Use Boost Json
Issue
#1107
Tasks
- [ ] test performance
- [ ] review
I'm really curious to evaluate this change for our use-case. In my experience the main bottleneck for us when it comes to json is parsing huge matrices, either from a file (in case of a custom matrix), or from the network (e.g. osrm-routed output). In this situation parsing matrices will dominate the problem loading time reported in summary.computing_times.loading.
@SebMilardo did you run any tests so far?
Not yet, but I'm planning to run some tests this weekend
Great! You probably want to test various problem sizes, including instances with several thousands of point to really notice differences. If you're only interested in the loading time and the solving time becomes a pain, you may make things faster by 1. only using TSP instances (the dedicated code scales better) 2. using -l 0 to stop the search prior to any local search.
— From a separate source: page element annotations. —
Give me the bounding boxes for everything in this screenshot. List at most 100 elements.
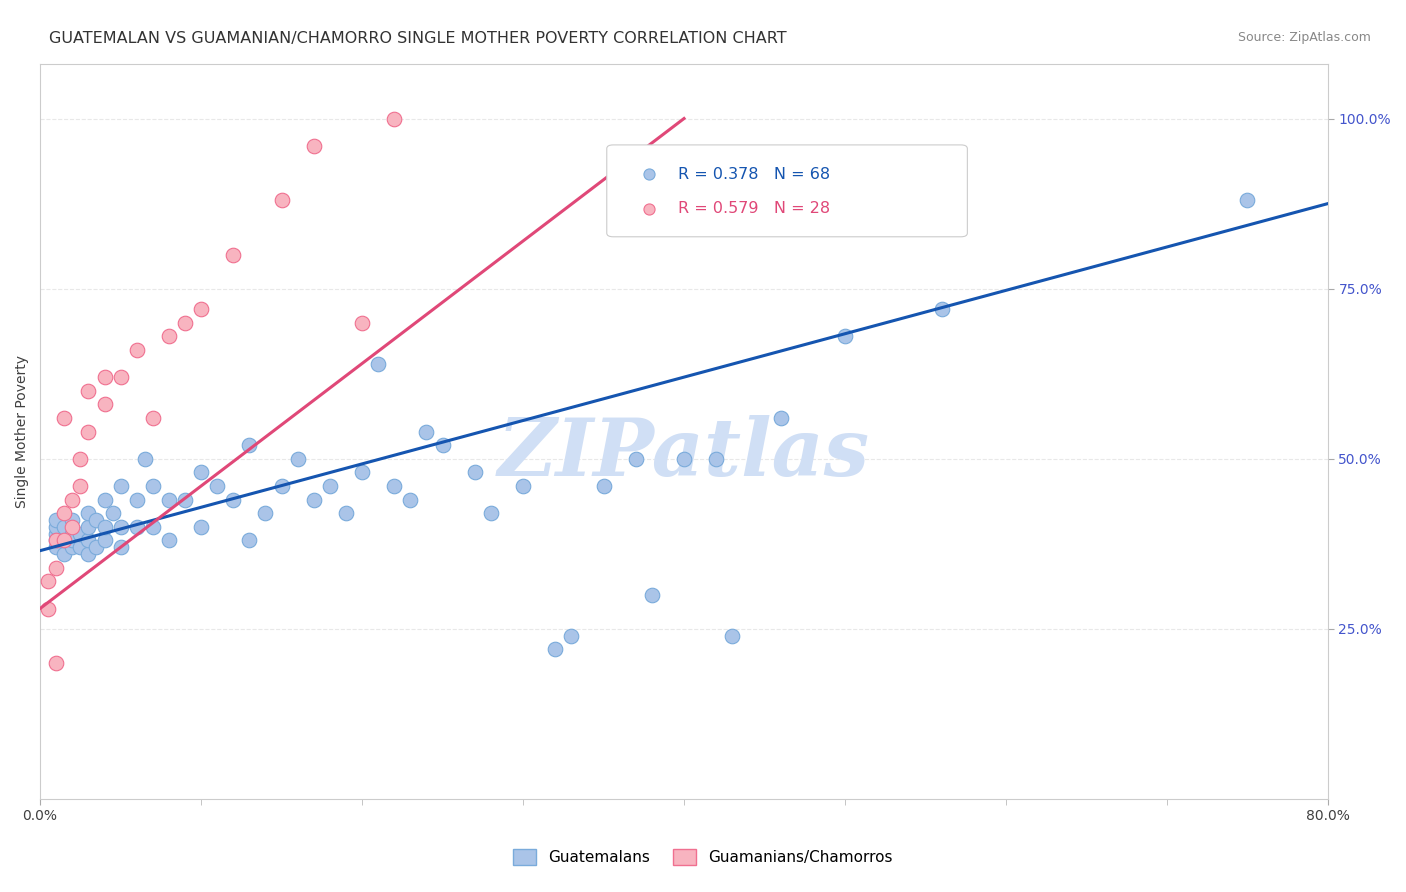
Point [190,466,212,480]
Point [53,533,76,548]
Point [560,629,582,643]
Point [77,533,100,548]
Point [270,479,292,493]
Point [110,370,132,384]
Point [302,492,325,507]
Point [93,397,115,411]
Point [69,451,91,466]
Point [60,492,83,507]
Point [142,520,165,534]
Point [157,533,180,548]
Point [721,629,744,643]
Point [125,343,148,357]
Point [352,316,374,330]
Point [60,526,83,541]
Point [77,520,100,534]
Point [287,451,309,466]
Point [624,451,647,466]
Point [69,479,91,493]
Point [157,329,180,343]
Point [101,506,124,520]
Point [110,520,132,534]
Point [45,533,67,548]
Point [302,138,325,153]
Point [1236,193,1258,207]
Point [512,479,534,493]
Point [222,247,245,261]
Point [190,520,212,534]
Point [86,541,108,555]
Point [592,479,614,493]
Point [53,506,76,520]
Point [222,492,245,507]
FancyBboxPatch shape [607,145,967,236]
Point [60,513,83,527]
Point [157,492,180,507]
Point [205,479,228,493]
Point [190,301,212,316]
Point [45,520,67,534]
Point [93,492,115,507]
Point [704,451,727,466]
Point [238,438,260,452]
Point [641,207,664,221]
Point [69,541,91,555]
Point [125,520,148,534]
Point [77,547,100,561]
Point [479,506,502,520]
Point [834,329,856,343]
Point [641,588,664,602]
Point [37,574,59,589]
Point [77,384,100,398]
Point [53,533,76,548]
Point [415,425,437,439]
Point [60,520,83,534]
Point [769,411,792,425]
Point [45,533,67,548]
Point [174,492,197,507]
Point [382,112,405,126]
Point [60,533,83,548]
Point [86,513,108,527]
Point [319,479,342,493]
Point [45,560,67,574]
Point [399,492,422,507]
Y-axis label: Single Mother Poverty: Single Mother Poverty [15,355,30,508]
Point [93,520,115,534]
Point [352,466,374,480]
Point [238,533,260,548]
Point [673,451,696,466]
Point [93,370,115,384]
Point [77,425,100,439]
Point [125,492,148,507]
Point [45,656,67,670]
Text: ZIPatlas: ZIPatlas [498,415,870,492]
Point [367,357,389,371]
Point [110,541,132,555]
Point [931,301,953,316]
Point [77,506,100,520]
Point [254,506,277,520]
Point [382,479,405,493]
Point [270,193,292,207]
Text: R = 0.579   N = 28: R = 0.579 N = 28 [678,202,830,217]
Point [60,541,83,555]
Point [45,541,67,555]
Point [53,520,76,534]
Point [134,451,156,466]
Text: Source: ZipAtlas.com: Source: ZipAtlas.com [1237,31,1371,45]
Point [335,506,357,520]
Point [53,547,76,561]
Point [37,601,59,615]
Point [53,411,76,425]
Point [93,533,115,548]
Point [110,479,132,493]
Point [142,479,165,493]
Point [69,526,91,541]
Point [544,642,567,657]
Legend: Guatemalans, Guamanians/Chamorros: Guatemalans, Guamanians/Chamorros [508,843,898,871]
Point [464,466,486,480]
Point [174,316,197,330]
Point [45,526,67,541]
Point [142,411,165,425]
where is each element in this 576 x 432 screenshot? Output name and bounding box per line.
Bad news, I've started testing the parse function in input_parser and rapidjson is always faster than boost::json. I'm using an hand crafted input file with 100000 vehicles and 100000 jobs (a ~20MB .json file) and basically boost::json is faster at parsing the string but slower at accessing the parsed objects which resulted in the parse function being ~25% slower on average. I'm playing around with options, allocators, error checks, etc to make boost::json faster but I also found this FAQ (https://www.boost.org/doc/libs/1_85_0/libs/json/doc/html/json/frequently_asked_questions.html) and this library (https://github.com/simdjson/simdjson). Simdjson seems to be way faster than both rapidjson and boost::json at the cost of creating read only objects. As Vroom uses the Json objects to build its own objects it might be worth a try.
Thanks for testing and reporting. So we'd basically trade a "better maintained" project with a somewhat simple user code against a ~25% slowdown on parsing. This may indeed be too high a price, especially since rapidjson (despite it's dev state) has been "just working" the whole time. Happy to get other views on that.
Simdjson seems to be way faster than both rapidjson and boost::json at the cost of creating read only objects.
Might be a good option. As you point out: we never modify parsed objects but just read parts of them to populate our own C++ objects. Also the dev around simdjson seems to be quite active. My concern here would be the time spent, as you already invested quite some in order to adjust the whole codebase for boost::json. Do you think it would be easier/faster/possible to start with a quick benchmark outside VROOM?
No problem! I think I can integrate simdjson in the parse function and compare the results. Now that I have a general understanding of where .json data is used in the codebase it is just a matter of learning how this new library works.